Bien que les trois jeunes gens assis sous la véranda eussent été servis dès leur plus tendre enfance par des esclaves à genoux devant eux, bien qu’ils fussent habitués à la vie facile des planteurs, rien dans leur physionomie n’indiquait la mollesse ou l’indolence. Ils avaient la robustesse et la vivacité des gens de la campagne qui ont passé toute leur existence au grand air et s’embarrassent fort peu des fadaises contenues dans les livres. La vie en Géorgie du Nord, dans le comté de Clayton, était encore fruste et, selon les principes en vigueur à Augusta, à Savannah et à Charleston, elle était même un peu primitive. Les Sudistes des régions plus paisibles et plus anciennes considéraient d’un œil ironique les Géorgiens des hautes terres, mais là, en Géorgie du Nord, peu importait qu’on ignorât les raffinements de la culture classique pourvu qu’on se montrât à la hauteur quand les choses en valaient la peine ; or, faire pousser du coton de bonne qualité, bien monter à cheval, bien tirer au fusil ou au pistolet, bien danser, savoir tenir compagnie aux dames et boire en homme du monde, en gentleman, c’était surtout cela qui comptait. Sous tous ces rapports, les jumeaux étaient des garçons accomplis et ils se faisaient également remarquer par leur incapacité notoire à se plonger dans l’étude d’un livre. Leurs parents étaient les personnes les plus riches du comté, c’étaient eux qui possédaient le plus grand nombre de chevaux et d’esclaves, mais les deux jeunes gens étaient moins forts en grammaire que la plupart des paysans pauvres du voisinage.

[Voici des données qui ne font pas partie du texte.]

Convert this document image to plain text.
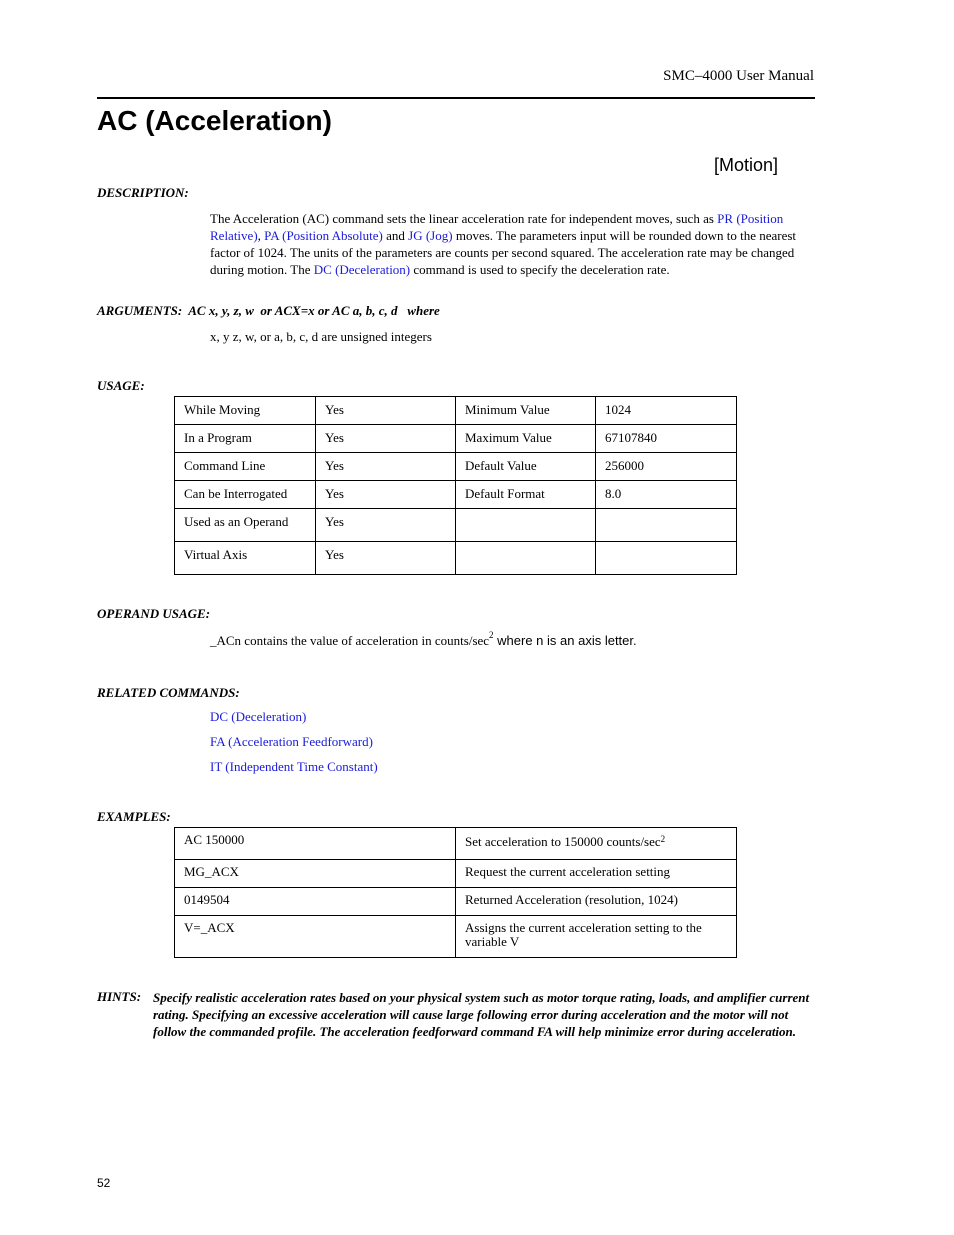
SMC–4000 User Manual
AC (Acceleration)
[Motion]
DESCRIPTION:
The Acceleration (AC) command sets the linear acceleration rate for independent moves, such as PR (Position Relative), PA (Position Absolute) and JG (Jog) moves. The parameters input will be rounded down to the nearest factor of 1024. The units of the parameters are counts per second squared. The acceleration rate may be changed during motion. The DC (Deceleration) command is used to specify the deceleration rate.
ARGUMENTS:  AC x, y, z, w  or ACX=x or AC a, b, c, d   where
x, y z, w, or a, b, c, d are unsigned integers
USAGE:
While Moving	Yes	Minimum Value	1024
In a Program	Yes	Maximum Value	67107840
Command Line	Yes	Default Value	256000
Can be Interrogated	Yes	Default Format	8.0
Used as an Operand	Yes		
Virtual Axis	Yes		
OPERAND USAGE:
_ACn contains the value of acceleration in counts/$\sec^2$ where n is an axis letter.
RELATED COMMANDS:
DC (Deceleration)
FA (Acceleration Feedforward)
IT (Independent Time Constant)
EXAMPLES:
AC 150000	Set acceleration to 150000 counts/$\sec^2$
MG_ACX	Request the current acceleration setting
0149504	Returned Acceleration (resolution, 1024)
V=_ACX	Assigns the current acceleration setting to the variable V
HINTS: Specify realistic acceleration rates based on your physical system such as motor torque rating, loads, and amplifier current rating. Specifying an excessive acceleration will cause large following error during acceleration and the motor will not follow the commanded profile. The acceleration feedforward command FA will help minimize error during acceleration.
52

C’était précisément pour cette raison qu’en cet après-midi d’avril Stuart et Brent paressaient sous la véranda de Tara. Ils venaient d’être renvoyés de l’Université de Géorgie, le quatrième établissement de ce genre qui, en deux ans, les avait expulsés. Tom et Boyd, leurs frères aînés, étaient partis avec eux, car ils ne voulaient pas rester dans un endroit où l’on traitait si mal les deux jumeaux. Stuart et Brent considéraient leur dernière mésaventure comme une excellente plaisanterie et Scarlett, qui n’avait pas souvent ouvert un livre depuis qu’elle avait quitté, l’année précédente, l’Académie féminine de Fayetteville, prenait la chose aussi gaiement qu’eux.

— » Je sais que vous deux et Tom vous vous moquez pas mal d’avoir été mis à la porte, dit-elle. Mais Boyd ? Il a envie de faire des études, lui, et vous l’avez obligé à quitter l’Université de Virginie, celle d’Alabama, celle de Caroline du Sud et maintenant celle de Géorgie. À ce train-là, il ne finira jamais.

— Oh ! Il pourra refaire son droit dans le cabinet du juge Parmalee, répondit Brent avec nonchalance. D’ailleurs ça n’a pas grande importance. De toute manière il aurait fallu que nous rentrions à la maison avant la fin de l’année scolaire.

— Pourquoi ?

— La guerre, petite dinde ! La guerre va éclater d’un jour à l’autre, et tu ne penses tout de même pas que l’un de nous aurait pu rester à l’Université à la veille d’une guerre, hein ?

— Vous savez bien qu’il n’y aura pas de guerre, fit Scarlett, agacée.